For Claim 3 and Claim 4 specifically:
- If a competitor uses a composition where EPA is not ≥96 wt% of omega-3 fatty acids, Claim 3 fails.
- If a competitor uses a different capsule scheme than 4 x 1 g, Claim 4 fails.
How broad is the protection in practice?
Protection breadth depends on the claim element that is easiest for a competitor to change:
- Broad element: “about 4 g/day” gives some flexibility (“about”), but it still anchors dosing tightly around 4 g/day.
- Narrow element: AF/atrial flutter + statin-treated + elevated TG narrows to a specific clinical combination.
- Enforcement leverage: dependent claims offer additional “fallback” criteria (LDL-C band, TG thresholds, composition purity, capsule math), which can be used depending on the competitor’s real-world protocol.
What should business teams infer from this claim set for freedom-to-operate?
1) Label strategy is not the only risk vector
Even if a product label is broader or different in wording, infringement of method claims can still turn on actual patient selection and dosing practices. The claim requires a method tied to the risk reduction in MI.
2) Clinical protocol details matter as much as chemistry
Trial inclusion criteria (AF/atrial flutter, statin background, triglyceride thresholds) and dosing arms (exact EPA ethyl ester dose) are the main levers.

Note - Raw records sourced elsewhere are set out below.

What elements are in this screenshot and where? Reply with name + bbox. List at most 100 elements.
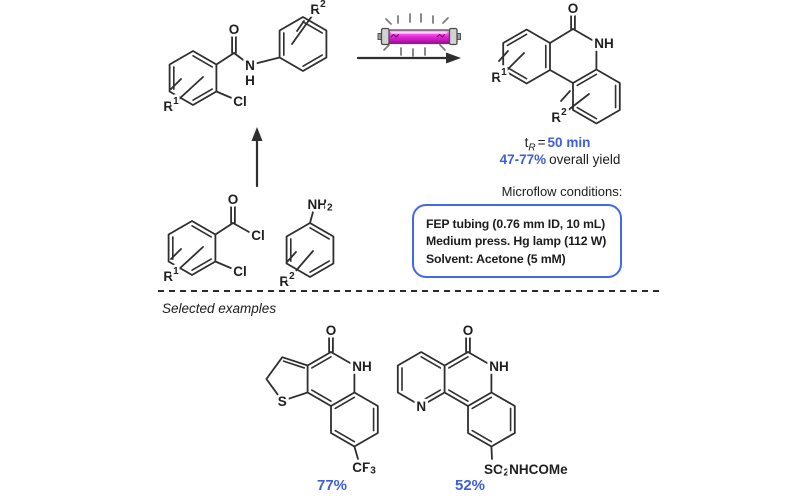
equals-sign: = bbox=[537, 135, 546, 150]
atom-label-example2-NH: NH bbox=[489, 359, 509, 374]
bond-line bbox=[566, 93, 590, 112]
residence-time-line: tR=50 min bbox=[460, 135, 655, 154]
ring-bond bbox=[285, 222, 335, 278]
example1-yield: 77% bbox=[316, 477, 348, 494]
bond-line bbox=[572, 28, 598, 44]
condition-solvent: Solvent: Acetone (5 mM) bbox=[426, 251, 566, 266]
bond-line bbox=[498, 50, 509, 62]
bond-line bbox=[191, 258, 212, 271]
atom-label-acid_chloride-O: O bbox=[228, 192, 239, 207]
bond-line bbox=[214, 260, 234, 270]
bond-line bbox=[177, 246, 204, 271]
lamp-ray bbox=[383, 44, 390, 51]
bond-line bbox=[170, 78, 182, 90]
bond-line bbox=[309, 211, 314, 224]
atom-label-anilide-R2: R2 bbox=[310, 0, 326, 17]
bond-line bbox=[192, 55, 213, 68]
uv-lamp-icon bbox=[377, 13, 461, 57]
bond-line bbox=[506, 66, 528, 80]
bond-line bbox=[282, 360, 306, 369]
selected-examples-heading: Selected examples bbox=[162, 301, 277, 316]
bond-line bbox=[506, 33, 528, 47]
bond-line bbox=[420, 356, 442, 369]
condition-tubing: FEP tubing (0.76 mm ID, 10 mL) bbox=[426, 216, 606, 231]
bond-line bbox=[311, 389, 332, 402]
atom-label-anilide-H: H bbox=[245, 73, 255, 88]
atom-label-example2-N: N bbox=[416, 399, 426, 414]
arrowhead bbox=[446, 52, 461, 64]
bond-line bbox=[443, 351, 469, 367]
yield-suffix: overall yield bbox=[549, 152, 621, 167]
bond-line bbox=[249, 56, 281, 66]
bond-line bbox=[576, 73, 598, 87]
bond-line bbox=[549, 28, 574, 44]
atom-label-aniline-R2: R2 bbox=[279, 271, 295, 289]
bond-line bbox=[306, 351, 332, 367]
atom-label-example2-SO2NHCOMe: SO2NHCOMe bbox=[484, 462, 568, 479]
bond-line bbox=[443, 391, 469, 407]
bond-line bbox=[286, 251, 297, 263]
atom-label-product-O: O bbox=[568, 1, 579, 16]
bond-line bbox=[471, 429, 493, 443]
arrowhead bbox=[251, 127, 263, 141]
bond-line bbox=[448, 356, 469, 369]
microflow-conditions-box: FEP tubing (0.76 mm ID, 10 mL) Medium pr… bbox=[412, 204, 622, 278]
bond-line bbox=[490, 445, 493, 460]
ring-bond bbox=[467, 391, 516, 448]
bond-line bbox=[353, 445, 359, 460]
example2-yield: 52% bbox=[454, 477, 486, 494]
atom-label-example1-CF3: CF3 bbox=[352, 460, 376, 477]
atom-label-anilide-N: N bbox=[245, 58, 255, 73]
residence-time-value: 50 min bbox=[547, 135, 591, 150]
bond-line bbox=[191, 225, 212, 238]
lamp-ray bbox=[442, 17, 449, 24]
atom-label-acid_chloride-Cl_acyl: Cl bbox=[251, 228, 265, 243]
example1-thienoquinolinone: O NH S CF3 bbox=[265, 320, 379, 479]
atom-label-example1-S: S bbox=[278, 394, 287, 409]
ring-bond bbox=[330, 391, 379, 448]
bond-line bbox=[214, 222, 234, 236]
bond-line bbox=[560, 90, 571, 102]
bond-line bbox=[215, 90, 235, 100]
bond-line bbox=[334, 429, 356, 443]
bond-line bbox=[170, 248, 182, 260]
lamp-filament bbox=[390, 33, 400, 38]
lamp-ray bbox=[439, 44, 446, 51]
bond-line bbox=[420, 389, 442, 402]
bond-line bbox=[309, 260, 330, 273]
reaction-arrow bbox=[356, 52, 461, 64]
bond-line bbox=[306, 391, 332, 407]
residence-time-symbol: tR bbox=[524, 135, 536, 154]
bond-line bbox=[233, 52, 251, 66]
bond-line bbox=[330, 351, 356, 367]
overall-yield-line: 47-77%overall yield bbox=[455, 152, 665, 167]
bond-line bbox=[232, 222, 250, 233]
atom-label-product-R1: R1 bbox=[491, 67, 507, 85]
bond-line bbox=[467, 351, 493, 367]
bond-line bbox=[192, 88, 213, 101]
atom-label-example2-O: O bbox=[463, 323, 474, 338]
atom-label-anilide-R1: R1 bbox=[163, 96, 179, 114]
bond-line bbox=[291, 15, 313, 45]
atom-label-anilide-O: O bbox=[229, 22, 240, 37]
condition-lamp: Medium press. Hg lamp (112 W) bbox=[426, 234, 607, 248]
bond-line bbox=[309, 227, 330, 240]
atom-label-example1-NH: NH bbox=[352, 359, 372, 374]
bond-line bbox=[334, 396, 356, 410]
bond-line bbox=[448, 389, 469, 402]
atom-label-aniline-NH2: NH2 bbox=[307, 197, 333, 214]
bond-line bbox=[576, 106, 598, 120]
ring-bond bbox=[278, 16, 328, 72]
atom-label-acid_chloride-Cl_ring: Cl bbox=[233, 264, 247, 279]
atom-label-example1-O: O bbox=[326, 323, 337, 338]
lamp-cap bbox=[380, 27, 390, 46]
bond-line bbox=[296, 20, 305, 32]
ring-bond bbox=[572, 68, 621, 125]
atom-label-product-R2: R2 bbox=[551, 107, 567, 125]
lamp-cap bbox=[448, 27, 458, 46]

3) Formulation purity can be a defensible differentiator
The ≥96 wt% omega-3 fatty acids composition requirement in Claim 3 makes formulation composition a potential design-around point, not just dose selection.
Key Takeaways
- US 11,103,477 is a method-of-treatment patent centered on ~4 g/day ethyl eicosapentaenoate to reduce myocardial infarction risk in statin-treated patients with atrial fibrillation or atrial flutter and elevated triglycerides.
- Dependent claims add enforceable constraints for LDL-C (40-100 mg/dL), composition purity (≥96 wt% omega-3 fatty acids are ethyl eicosapentaenoate), capsule math (4 capsules of ~1 g each), and triglyceride criteria (≥300, ≥500, or 500-1500 mg/dL).
- The most visible design-around is to change at least one required element of Claim 1, especially dose, AF/atrial flutter population, statin background, or the MI risk reduction framing.
- Formulation composition and unit-dose scheme are additional, narrower levers for avoiding dependent claims, even if Claim 1 remains the core risk.
FAQs
1) Does this patent cover EPA in any form?
The claim explicitly requires ethyl eicosapentaenoate. Coverage is tied to that chemical form.
2) Is the triglyceride requirement optional?
No. Elevated triglycerides are part of Claim 1, and dependent claims further quantify thresholds and ranges.
3) What is the exact daily dose claimed?
Claim 1 requires about 4 g per day of ethyl eicosapentaenoate.
4) Do the capsule claims control the whole patent?
No. Capsule constraints appear in dependent Claim 4. Claim 1 can still be implicated even if unit dose formats differ, provided the other required elements are met.
5) What are the main “escape routes” for competitors?
Most direct escape routes are changing one or more of: ~4 g/day dosing, AF/atrial flutter population, statin background, or the method endpoint (MI risk reduction). Secondary routes include avoiding the ≥96 wt% omega-3 purity and the 4 x 1 g capsule scheme.
References
[1] United States Patent 11,103,477, claims 1-7 (provided in prompt text).